El día veintidós era el último día de clase y los niños cogían vacaciones. Sus padres vendrían a ver la actuación que habíamos preparado y estábamos ultimando los detalles de la obra. En el escenario, la estrella de los Reyes se había ladeado y me encontraba subido a una escalera para devolverla a su posición original. En ese momento realicé un mal movimiento, la escalera se cerró y comencé a caer: el golpe iba a ser muy fuerte porque el aterrizaje sería fuera del escenario, es decir, tres metros añadidos a la altura de la escalera. ¡Entonces sucedió! Seis ángeles aparecieron, suspendidos en el aire, me ayudaron y colocaron nuevamente en el suelo, de pie, sin sufrir daño alguno. Y todos los ángeles con Síndrome de Down. ¿Cómo estaba tan seguro de que lo eran? Sus figuras, su forma de desplazarse por el aire, la bondad que trasmitían, son virtudes que sólo los ángeles poseen. Y como aparecieron se esfumaron. No los he vuelto a ver en mi vida.
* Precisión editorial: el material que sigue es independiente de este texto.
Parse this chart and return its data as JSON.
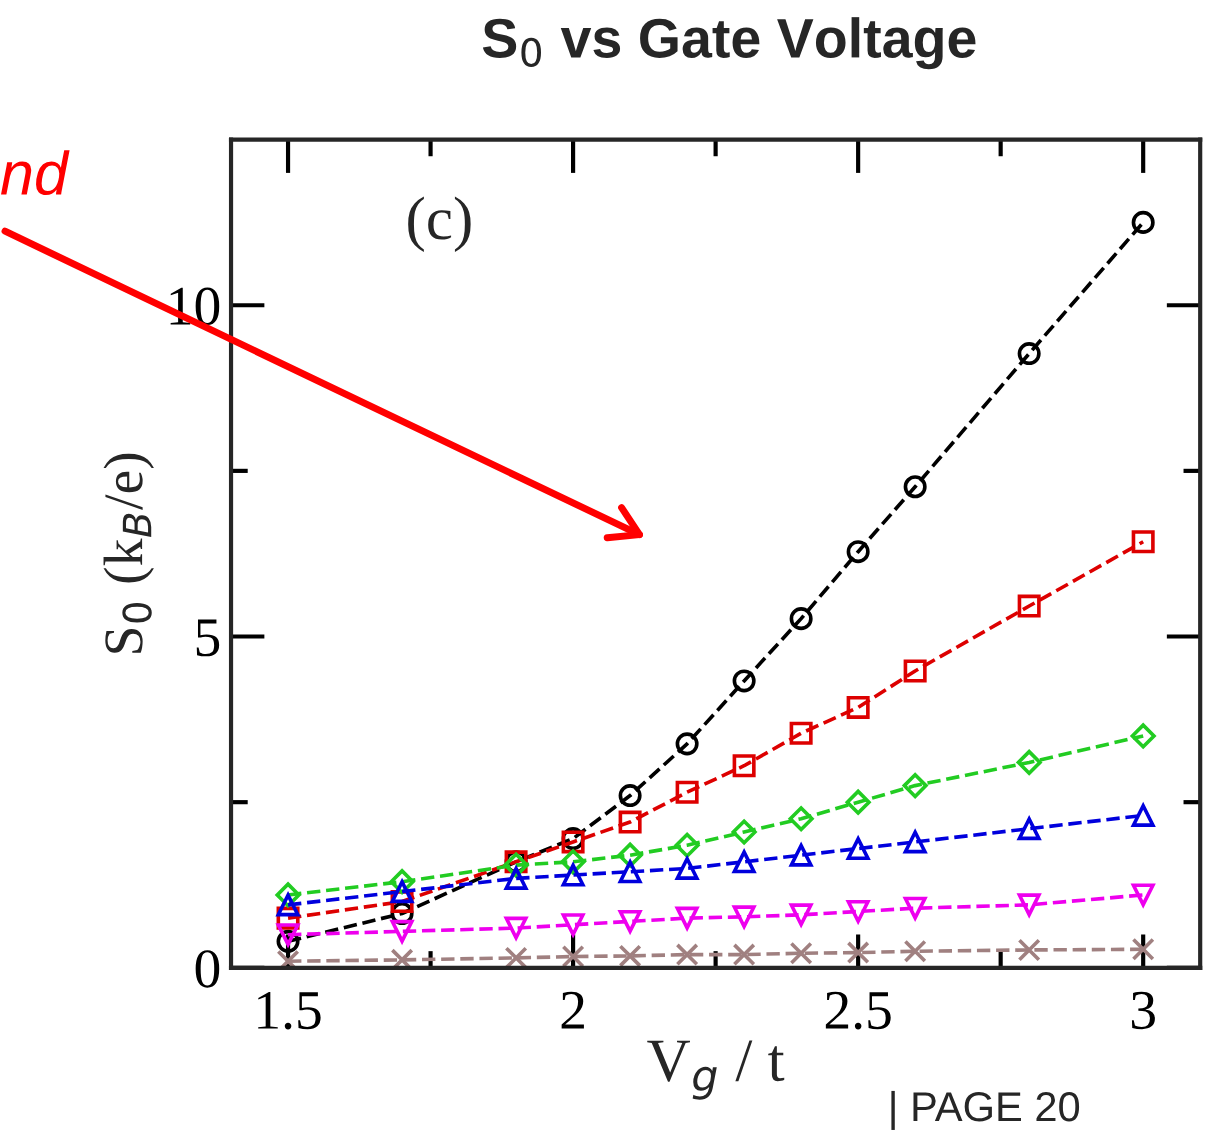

Me he preguntado muchas veces el porqué del tropezón en la escalera y su ayuda, y siempre me viene a la cabeza la incredulidad de Marta en Navidad. Aquel año me di cuenta que yo tampoco creía en la Navidad, en la auténtica, no en la que yo había deformado. La normalidad y anormalidad en la Tierra la hemos definido nosotros; la inteligencia y la belleza pueden tener su importancia, pero hay otras muchas cualidades, algunas de ellas por descubrir, que son las fundamentales y nos transcenderán al abandonar este mundo. Mis alumnos ya las poseen y espero parecerme a ellos algún día.